Home » Press Releases » Health Council Releases New Hospital Quality Performance Data
  • Print
  • Email
  • Health Council Releases New Hospital Quality Performance Data

    April 19, 2011

    As of today, the community can view updated data on how well area hospitals perform in treating three common health conditions – heart failure, heart attack and pneumonia. The information, released by the Greater Cincinnati Health Council, is available at www.gchchospitalquality.org. The conditions are among the three most common reasons for hospitalizations in the Tristate. In addition, patients can access data on surgical care, patient satisfaction measures, and 30-day readmission and mortality rates.

    Greater Cincinnati is the only region in Ohio where hospitals come together to voluntarily provide hospital- specific performance data to help patients make informed decisions about their hospital care.

    Hospitals were measured on whether patients with the conditions received all of the recommended treatment for which they were eligible during their hospital stay. Hospitals use these data to make internal decisions about how to improve the quality of care patients receive. They also look for and share best practices of those hospitals that are performing particularly well on a specific measure.

    “This commitment to transparency and collaboration is unique,” said Colleen O’Toole, PhD, president of the Greater Cincinnati Health Council, the organization that leads the project. “It is clearly raising the quality of care not only at individual hospitals but for our entire community. Local hospitals are performing at or above Ohio and national averages in all categories.  The data posted are for full year 2009, the latest available, and previous years’ data also can be viewed.”

    “People in Greater Cincinnati can be proud that hospitals in their community are willing to come together in a collaborative manner to learn from one another about what they can do better,” O’Toole said. “Making this information available publicly and updating and enhancing the data each year gives consumers reliable information that they can use for their own education and for discussion with their physicians. Now that the hospitals have reported data for five years, progress made over time can be tracked.”

    Overall performance for heart attack, heart failure and pneumonia improved from 2008 to 2009, and vast improvement has been achieved since 2005 when data were first reported. For example:

    • Overall community average (percent of eligible patients receiving all recommended care measures at participating hospitals) for congestive heart failure was 92 percent in 2009, up from 62 percent in 2005.
    • Overall community average for heart attack was 95percent in 2009, compared to 82 percent in2005.
    • The community average for pneumonia was 89 percent in 2009, up from 64 percent in 2006. (A 2005 community average is not available for this measure.)

    These trends indicate quality of care measures are improving within Tristate hospitals, which translates to better care for the community and more lives saved.

    Users can search the website by hospital name to see how an individual facility compares to others in the area. For each of the hospitals listed, users can find out:

    • How often hospitals follow nine recommended care guidelines for heart attack
    • How often hospitals follow four recommended care guidelines for heart failure
    • How often hospitals follow six recommended care guidelines for pneumonia
    • How often hospitals follow 10 recommended care guidelines for reducing surgical infections
    • Patients’ satisfaction with their hospital care in 10 areas
    • How often patients are readmitted within 30 days of discharge for these conditions as compared to national averages

    This is the kind of information people need to make them more knowledgeable health care decision-makers, said Sharron DiMario, director of community initiatives at Employers Health Coalition of Ohio. “As Greater Cincinnati-area residents, we should all be pleased that our hospitals are leading the way in the state of Ohio by putting quality data into the hands of consumers.

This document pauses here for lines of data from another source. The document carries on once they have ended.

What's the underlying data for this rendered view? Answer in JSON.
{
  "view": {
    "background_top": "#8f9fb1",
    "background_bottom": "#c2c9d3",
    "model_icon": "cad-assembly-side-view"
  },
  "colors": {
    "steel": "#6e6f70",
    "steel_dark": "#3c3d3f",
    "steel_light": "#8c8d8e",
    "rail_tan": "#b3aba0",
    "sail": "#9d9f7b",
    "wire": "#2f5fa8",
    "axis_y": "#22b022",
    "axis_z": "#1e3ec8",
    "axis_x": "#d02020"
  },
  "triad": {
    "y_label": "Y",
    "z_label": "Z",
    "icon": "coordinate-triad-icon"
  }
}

    The indicators focus on some of the most common and costly conditions that hospitals treat. The hospitals are rated on care guidelines that are widely accepted across the country as best practices by such organizations as the Joint Commission and the Healthcare Facilities Accreditation Program/American Osteopathic Association, national organizations that accredit hospitals.

    This report is really about what hospitals do with the data, said Robert Graham, MD, program director of Cincinnati Aligning Forces for Quality (recently named national program director of AF4Q), Professor of Family Medicine at the University of Cincinnati College of Medicine and medical consultant for the project. The purpose of the quality improvement initiative is not to single out any hospital as “best” or “worst.” It is about working together to make continual changes that improve care. As hospitals learn from one another and implement changes, the idea is that all provide better and better care for patients. Collaboration is a cornerstone of this effort.

    The Greater Cincinnati Health Council provided the unique forum for its hospital members to collaborate on this quality improvement effort and developed the website on behalf of the 19 participating hospitals from the region. Data measures on the website are updated annually.

    The data for 2009 were pulled from the Centers for Medicare and Medicaid Services (CMS) Hospital Compare and from the Ohio Hospital Association.


    The Greater Cincinnati Health Council is a widely recognized association that provides a unique forum where hospital and health care leaders collaborate to create a stronger health care community. For more than 50 years, the Council has served as a trusted voice on hospital and health care issues for the Tristate region.